Reported Q4 earnings per share of $1.31 on net income of $447 million, beating expectations due to customers’ positive response to improved assortments and stronger value offerings. Sales for the quarter were $5.2 billion, with comparable store sales up 1%. For the fiscal year 2022, earnings per share were $4.38 on net income of $1.5 billion, compared to $4.87 per share on net earnings of $1.7 billion in 2021. Sales for the year were $18.7 billion, with comparable store sales down 4% compared to a 13% increase in the prior year. The company’s board of directors increased the quarterly cash dividend by 8% to $0.335 per share. The company also repurchased a total of 10.3 million shares of common stock for $950 million in fiscal 2022, and expects to complete the remaining $950 million under the authorization in fiscal 2023.
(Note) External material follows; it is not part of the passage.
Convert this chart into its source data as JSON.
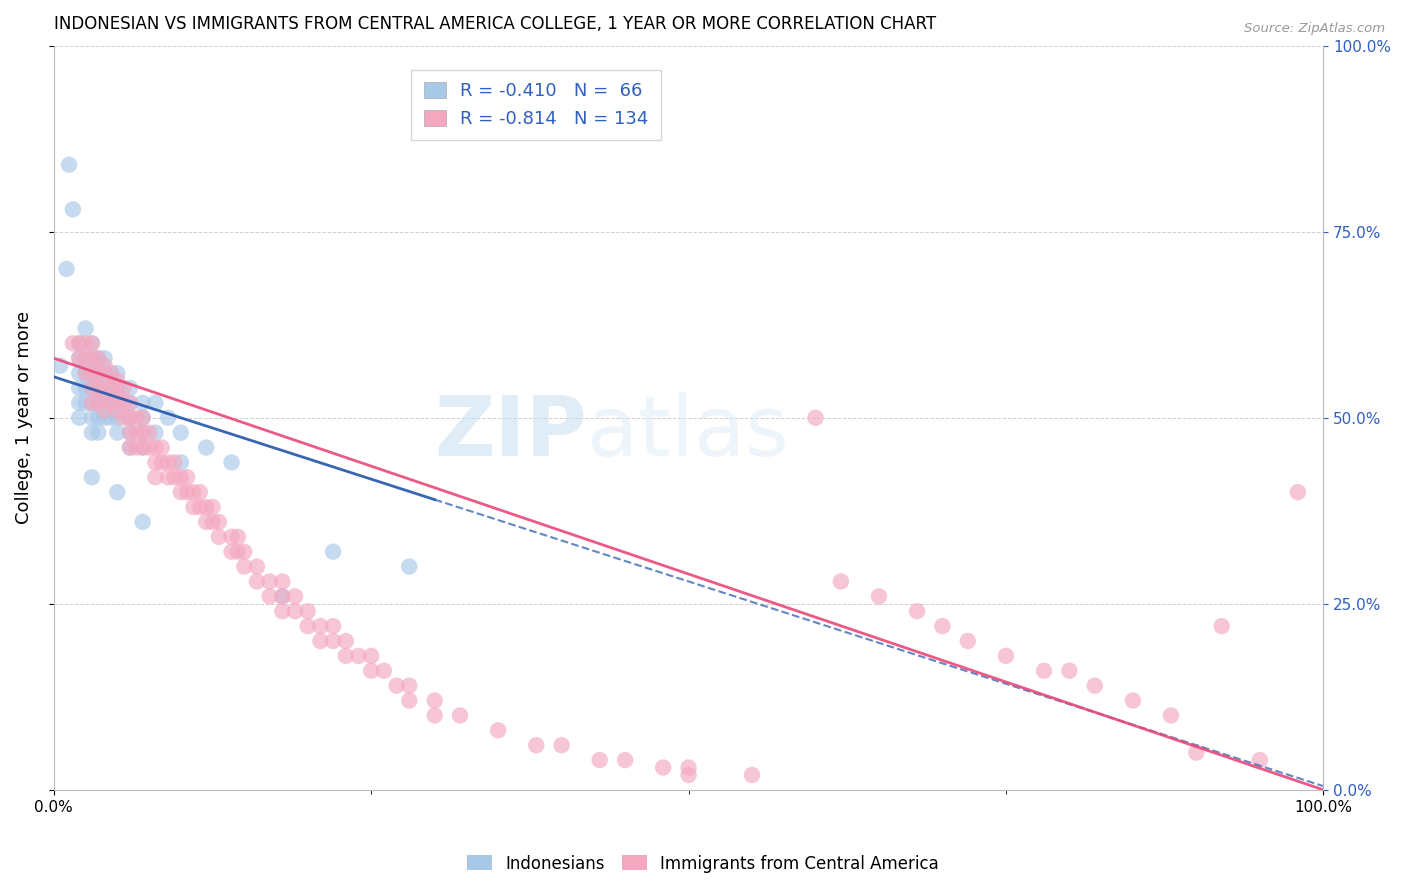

The company is planning for earnings per share in the range of $4.65 to $4.95 for the 53 weeks ending February 3, 2024, compared to $4.38 in fiscal 2022, with an estimated benefit of $0.15 from the 53rd week in fiscal 2023. For the first quarter of 2023, comparable store sales are also expected to be relatively flat, with earnings per share in the range of $0.99 to $1.05 compared to $0.97 last year. The results fell short of Wall Street’s expectations, citing increased inflation costs and their targeting of low to moderate income customers being a factor for this outcome.
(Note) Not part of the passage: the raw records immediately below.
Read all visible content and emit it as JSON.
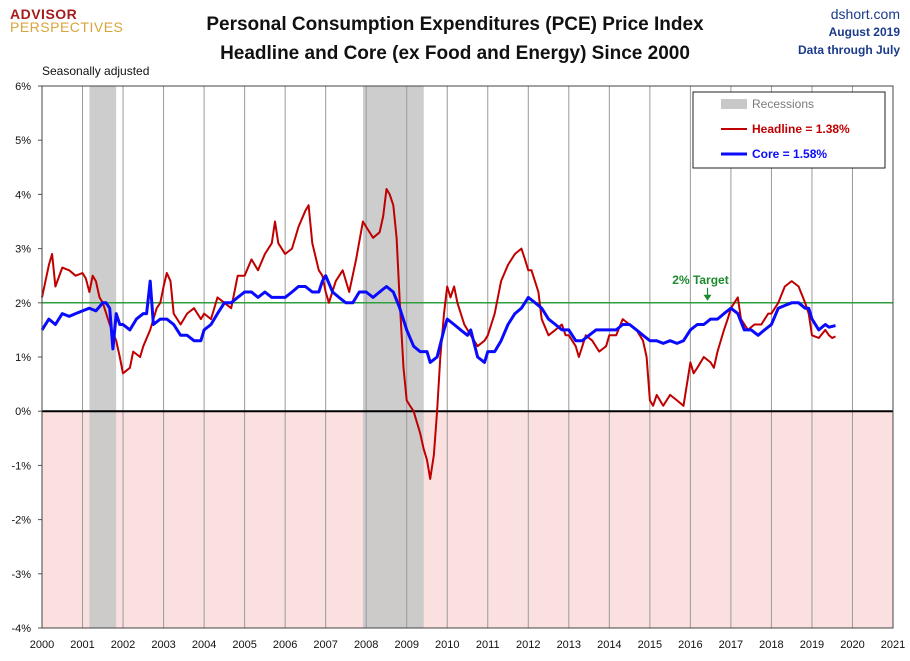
{
  "header": {
    "logo_line1": "ADVISOR",
    "logo_line2": "PERSPECTIVES",
    "title_line1": "Personal Consumption Expenditures (PCE) Price Index",
    "title_line2": "Headline and Core (ex Food and Energy) Since 2000",
    "source": "dshort.com",
    "date": "August 2019",
    "data_through": "Data through July",
    "note": "Seasonally adjusted"
  },
  "colors": {
    "headline": "#c00000",
    "core": "#0a0aff",
    "target": "#2e9e3e",
    "recession": "#c8c8c8",
    "negative_zone": "#fbe0e0"
  },
  "chart_data": {
    "type": "line",
    "title": "Personal Consumption Expenditures (PCE) Price Index Headline and Core (ex Food and Energy) Since 2000",
    "xlim": [
      2000,
      2021
    ],
    "ylim": [
      -4,
      6
    ],
    "x_ticks": [
      "2000",
      "2001",
      "2002",
      "2003",
      "2004",
      "2005",
      "2006",
      "2007",
      "2008",
      "2009",
      "2010",
      "2011",
      "2012",
      "2013",
      "2014",
      "2015",
      "2016",
      "2017",
      "2018",
      "2019",
      "2020",
      "2021"
    ],
    "y_ticks": [
      "6%",
      "5%",
      "4%",
      "3%",
      "2%",
      "1%",
      "0%",
      "-1%",
      "-2%",
      "-3%",
      "-4%"
    ],
    "grid": true,
    "legend_position": "top-right",
    "recessions": [
      [
        2001.17,
        2001.83
      ],
      [
        2007.92,
        2009.42
      ]
    ],
    "recession_label": "Recessions",
    "target": {
      "value": 2.0,
      "label": "2% Target",
      "x": 2016.25
    },
    "series": [
      {
        "name": "Headline = 1.38%",
        "points": [
          [
            2000.0,
            2.1
          ],
          [
            2000.17,
            2.7
          ],
          [
            2000.25,
            2.9
          ],
          [
            2000.33,
            2.3
          ],
          [
            2000.5,
            2.65
          ],
          [
            2000.67,
            2.6
          ],
          [
            2000.83,
            2.5
          ],
          [
            2001.0,
            2.55
          ],
          [
            2001.08,
            2.45
          ],
          [
            2001.17,
            2.2
          ],
          [
            2001.25,
            2.5
          ],
          [
            2001.33,
            2.4
          ],
          [
            2001.42,
            2.1
          ],
          [
            2001.5,
            2.0
          ],
          [
            2001.67,
            1.6
          ],
          [
            2001.83,
            1.3
          ],
          [
            2001.92,
            1.0
          ],
          [
            2002.0,
            0.7
          ],
          [
            2002.17,
            0.8
          ],
          [
            2002.25,
            1.1
          ],
          [
            2002.42,
            1.0
          ],
          [
            2002.5,
            1.2
          ],
          [
            2002.67,
            1.5
          ],
          [
            2002.83,
            1.9
          ],
          [
            2002.92,
            2.0
          ],
          [
            2003.0,
            2.3
          ],
          [
            2003.08,
            2.55
          ],
          [
            2003.17,
            2.4
          ],
          [
            2003.25,
            1.8
          ],
          [
            2003.42,
            1.6
          ],
          [
            2003.58,
            1.8
          ],
          [
            2003.75,
            1.9
          ],
          [
            2003.92,
            1.7
          ],
          [
            2004.0,
            1.8
          ],
          [
            2004.17,
            1.7
          ],
          [
            2004.33,
            2.1
          ],
          [
            2004.5,
            2.0
          ],
          [
            2004.67,
            1.9
          ],
          [
            2004.83,
            2.5
          ],
          [
            2005.0,
            2.5
          ],
          [
            2005.17,
            2.8
          ],
          [
            2005.33,
            2.6
          ],
          [
            2005.5,
            2.9
          ],
          [
            2005.67,
            3.1
          ],
          [
            2005.75,
            3.5
          ],
          [
            2005.83,
            3.1
          ],
          [
            2006.0,
            2.9
          ],
          [
            2006.17,
            3.0
          ],
          [
            2006.33,
            3.4
          ],
          [
            2006.5,
            3.7
          ],
          [
            2006.58,
            3.8
          ],
          [
            2006.67,
            3.1
          ],
          [
            2006.83,
            2.6
          ],
          [
            2006.92,
            2.5
          ],
          [
            2007.0,
            2.2
          ],
          [
            2007.08,
            2.0
          ],
          [
            2007.25,
            2.4
          ],
          [
            2007.42,
            2.6
          ],
          [
            2007.58,
            2.2
          ],
          [
            2007.75,
            2.8
          ],
          [
            2007.92,
            3.5
          ],
          [
            2008.0,
            3.4
          ],
          [
            2008.17,
            3.2
          ],
          [
            2008.33,
            3.3
          ],
          [
            2008.42,
            3.6
          ],
          [
            2008.5,
            4.1
          ],
          [
            2008.58,
            4.0
          ],
          [
            2008.67,
            3.8
          ],
          [
            2008.75,
            3.2
          ],
          [
            2008.83,
            2.0
          ],
          [
            2008.92,
            0.8
          ],
          [
            2009.0,
            0.2
          ],
          [
            2009.08,
            0.1
          ],
          [
            2009.17,
            0.0
          ],
          [
            2009.25,
            -0.2
          ],
          [
            2009.33,
            -0.4
          ],
          [
            2009.42,
            -0.7
          ],
          [
            2009.5,
            -0.9
          ],
          [
            2009.58,
            -1.25
          ],
          [
            2009.67,
            -0.8
          ],
          [
            2009.75,
            0.0
          ],
          [
            2009.83,
            1.0
          ],
          [
            2009.92,
            1.8
          ],
          [
            2010.0,
            2.3
          ],
          [
            2010.08,
            2.1
          ],
          [
            2010.17,
            2.3
          ],
          [
            2010.25,
            2.0
          ],
          [
            2010.42,
            1.6
          ],
          [
            2010.58,
            1.4
          ],
          [
            2010.75,
            1.2
          ],
          [
            2010.92,
            1.3
          ],
          [
            2011.0,
            1.4
          ],
          [
            2011.17,
            1.8
          ],
          [
            2011.33,
            2.4
          ],
          [
            2011.5,
            2.7
          ],
          [
            2011.67,
            2.9
          ],
          [
            2011.83,
            3.0
          ],
          [
            2011.92,
            2.8
          ],
          [
            2012.0,
            2.6
          ],
          [
            2012.08,
            2.6
          ],
          [
            2012.25,
            2.2
          ],
          [
            2012.33,
            1.7
          ],
          [
            2012.5,
            1.4
          ],
          [
            2012.67,
            1.5
          ],
          [
            2012.83,
            1.6
          ],
          [
            2012.92,
            1.4
          ],
          [
            2013.0,
            1.4
          ],
          [
            2013.17,
            1.2
          ],
          [
            2013.25,
            1.0
          ],
          [
            2013.42,
            1.4
          ],
          [
            2013.58,
            1.3
          ],
          [
            2013.75,
            1.1
          ],
          [
            2013.92,
            1.2
          ],
          [
            2014.0,
            1.4
          ],
          [
            2014.17,
            1.4
          ],
          [
            2014.33,
            1.7
          ],
          [
            2014.5,
            1.6
          ],
          [
            2014.67,
            1.5
          ],
          [
            2014.83,
            1.3
          ],
          [
            2014.92,
            1.0
          ],
          [
            2015.0,
            0.2
          ],
          [
            2015.08,
            0.1
          ],
          [
            2015.17,
            0.3
          ],
          [
            2015.33,
            0.1
          ],
          [
            2015.5,
            0.3
          ],
          [
            2015.67,
            0.2
          ],
          [
            2015.83,
            0.1
          ],
          [
            2016.0,
            0.9
          ],
          [
            2016.08,
            0.7
          ],
          [
            2016.17,
            0.8
          ],
          [
            2016.33,
            1.0
          ],
          [
            2016.5,
            0.9
          ],
          [
            2016.58,
            0.8
          ],
          [
            2016.67,
            1.1
          ],
          [
            2016.83,
            1.5
          ],
          [
            2016.92,
            1.7
          ],
          [
            2017.0,
            1.9
          ],
          [
            2017.17,
            2.1
          ],
          [
            2017.25,
            1.7
          ],
          [
            2017.42,
            1.5
          ],
          [
            2017.58,
            1.6
          ],
          [
            2017.75,
            1.6
          ],
          [
            2017.92,
            1.8
          ],
          [
            2018.0,
            1.8
          ],
          [
            2018.17,
            2.0
          ],
          [
            2018.33,
            2.3
          ],
          [
            2018.5,
            2.4
          ],
          [
            2018.67,
            2.3
          ],
          [
            2018.83,
            2.0
          ],
          [
            2018.92,
            1.8
          ],
          [
            2019.0,
            1.4
          ],
          [
            2019.17,
            1.35
          ],
          [
            2019.33,
            1.5
          ],
          [
            2019.42,
            1.4
          ],
          [
            2019.5,
            1.35
          ],
          [
            2019.58,
            1.38
          ]
        ]
      },
      {
        "name": "Core = 1.58%",
        "points": [
          [
            2000.0,
            1.5
          ],
          [
            2000.17,
            1.7
          ],
          [
            2000.33,
            1.6
          ],
          [
            2000.5,
            1.8
          ],
          [
            2000.67,
            1.75
          ],
          [
            2000.83,
            1.8
          ],
          [
            2001.0,
            1.85
          ],
          [
            2001.17,
            1.9
          ],
          [
            2001.33,
            1.85
          ],
          [
            2001.5,
            2.0
          ],
          [
            2001.58,
            2.0
          ],
          [
            2001.67,
            1.9
          ],
          [
            2001.75,
            1.15
          ],
          [
            2001.83,
            1.8
          ],
          [
            2001.92,
            1.6
          ],
          [
            2002.0,
            1.6
          ],
          [
            2002.17,
            1.5
          ],
          [
            2002.33,
            1.7
          ],
          [
            2002.5,
            1.8
          ],
          [
            2002.58,
            1.8
          ],
          [
            2002.67,
            2.4
          ],
          [
            2002.75,
            1.6
          ],
          [
            2002.92,
            1.7
          ],
          [
            2003.08,
            1.7
          ],
          [
            2003.25,
            1.6
          ],
          [
            2003.42,
            1.4
          ],
          [
            2003.58,
            1.4
          ],
          [
            2003.75,
            1.3
          ],
          [
            2003.92,
            1.3
          ],
          [
            2004.0,
            1.5
          ],
          [
            2004.17,
            1.6
          ],
          [
            2004.33,
            1.8
          ],
          [
            2004.5,
            2.0
          ],
          [
            2004.67,
            2.0
          ],
          [
            2004.83,
            2.1
          ],
          [
            2005.0,
            2.2
          ],
          [
            2005.17,
            2.2
          ],
          [
            2005.33,
            2.1
          ],
          [
            2005.5,
            2.2
          ],
          [
            2005.67,
            2.1
          ],
          [
            2005.83,
            2.1
          ],
          [
            2006.0,
            2.1
          ],
          [
            2006.17,
            2.2
          ],
          [
            2006.33,
            2.3
          ],
          [
            2006.5,
            2.3
          ],
          [
            2006.67,
            2.2
          ],
          [
            2006.83,
            2.2
          ],
          [
            2006.92,
            2.4
          ],
          [
            2007.0,
            2.5
          ],
          [
            2007.17,
            2.2
          ],
          [
            2007.33,
            2.1
          ],
          [
            2007.5,
            2.0
          ],
          [
            2007.67,
            2.0
          ],
          [
            2007.83,
            2.2
          ],
          [
            2008.0,
            2.2
          ],
          [
            2008.17,
            2.1
          ],
          [
            2008.33,
            2.2
          ],
          [
            2008.5,
            2.3
          ],
          [
            2008.67,
            2.2
          ],
          [
            2008.83,
            1.9
          ],
          [
            2009.0,
            1.5
          ],
          [
            2009.17,
            1.2
          ],
          [
            2009.33,
            1.1
          ],
          [
            2009.5,
            1.1
          ],
          [
            2009.58,
            0.9
          ],
          [
            2009.75,
            1.0
          ],
          [
            2009.92,
            1.5
          ],
          [
            2010.0,
            1.7
          ],
          [
            2010.17,
            1.6
          ],
          [
            2010.33,
            1.5
          ],
          [
            2010.5,
            1.4
          ],
          [
            2010.58,
            1.5
          ],
          [
            2010.75,
            1.0
          ],
          [
            2010.92,
            0.9
          ],
          [
            2011.0,
            1.1
          ],
          [
            2011.17,
            1.1
          ],
          [
            2011.33,
            1.3
          ],
          [
            2011.5,
            1.6
          ],
          [
            2011.67,
            1.8
          ],
          [
            2011.83,
            1.9
          ],
          [
            2012.0,
            2.1
          ],
          [
            2012.17,
            2.0
          ],
          [
            2012.33,
            1.9
          ],
          [
            2012.5,
            1.7
          ],
          [
            2012.67,
            1.6
          ],
          [
            2012.83,
            1.5
          ],
          [
            2013.0,
            1.5
          ],
          [
            2013.17,
            1.3
          ],
          [
            2013.33,
            1.3
          ],
          [
            2013.5,
            1.4
          ],
          [
            2013.67,
            1.5
          ],
          [
            2013.83,
            1.5
          ],
          [
            2014.0,
            1.5
          ],
          [
            2014.17,
            1.5
          ],
          [
            2014.33,
            1.6
          ],
          [
            2014.5,
            1.6
          ],
          [
            2014.67,
            1.5
          ],
          [
            2014.83,
            1.4
          ],
          [
            2015.0,
            1.3
          ],
          [
            2015.17,
            1.3
          ],
          [
            2015.33,
            1.25
          ],
          [
            2015.5,
            1.3
          ],
          [
            2015.67,
            1.25
          ],
          [
            2015.83,
            1.3
          ],
          [
            2016.0,
            1.5
          ],
          [
            2016.17,
            1.6
          ],
          [
            2016.33,
            1.6
          ],
          [
            2016.5,
            1.7
          ],
          [
            2016.67,
            1.7
          ],
          [
            2016.83,
            1.8
          ],
          [
            2017.0,
            1.9
          ],
          [
            2017.17,
            1.8
          ],
          [
            2017.33,
            1.5
          ],
          [
            2017.5,
            1.5
          ],
          [
            2017.67,
            1.4
          ],
          [
            2017.83,
            1.5
          ],
          [
            2018.0,
            1.6
          ],
          [
            2018.17,
            1.9
          ],
          [
            2018.33,
            1.95
          ],
          [
            2018.5,
            2.0
          ],
          [
            2018.67,
            2.0
          ],
          [
            2018.83,
            1.9
          ],
          [
            2018.92,
            1.9
          ],
          [
            2019.0,
            1.7
          ],
          [
            2019.17,
            1.5
          ],
          [
            2019.33,
            1.6
          ],
          [
            2019.42,
            1.55
          ],
          [
            2019.58,
            1.58
          ]
        ]
      }
    ]
  }
}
  • Baird analyst Mark Altschwager has raised his rating to an Outperform and adjusting the price target from $125 to $130.
  • Credit Suisse analyst Michael Binetti maintains an Outperform rating  while leaving the price target unchanged at $123.
  • Telsey Advisory Group analyst Dana Telsey stands with her Market Perform rating and maintains her $120 price target.


First Solar

Has strong financial forecasts, which include net sales for 2023 of $3.4 billion to $3.6 billion and operating income of $745 million to $870 million, have led one analyst to suggest that the company is potentially the biggest beneficiary of the Inflation Reduction Act. The company expects to receive tax credits of $660 million to $710 million from the act, which provides tax benefits for solar manufacturers in order to incentivize solar projects.. While the company reported a loss of 7 cents per share, this was better than the consensus call for a loss of 17 cents per share among analysts tracked by FactSet.

  • Baird analyst Ben Kallo has reaffirmed his Outperform rating while also increasing his price target from $180 to $208.
  • Goldman Sachs’ Brian Lee maintains his Buy rating and upgrades his price tag from $231 to $260.
  • Guggenheim Joseph Osha holds a Buy recommendation but applied a downgrade in his price target from $260 to $255.


  • Joseph Feldman, analyst of Telsey Advisory Group, maintains the rating of Outperform for Lowe’s Companies with a price target of $250.

Despite falling short of Wall Street’s expectations in terms of fiscal fourth-quarter sales at $22.45 billion versus the expected $22.69 billion per Refitting estimates, efforts to control costs led to impressive adjusted earnings per share which came in higher than predicted at $2.28 against forecasts of $2.21.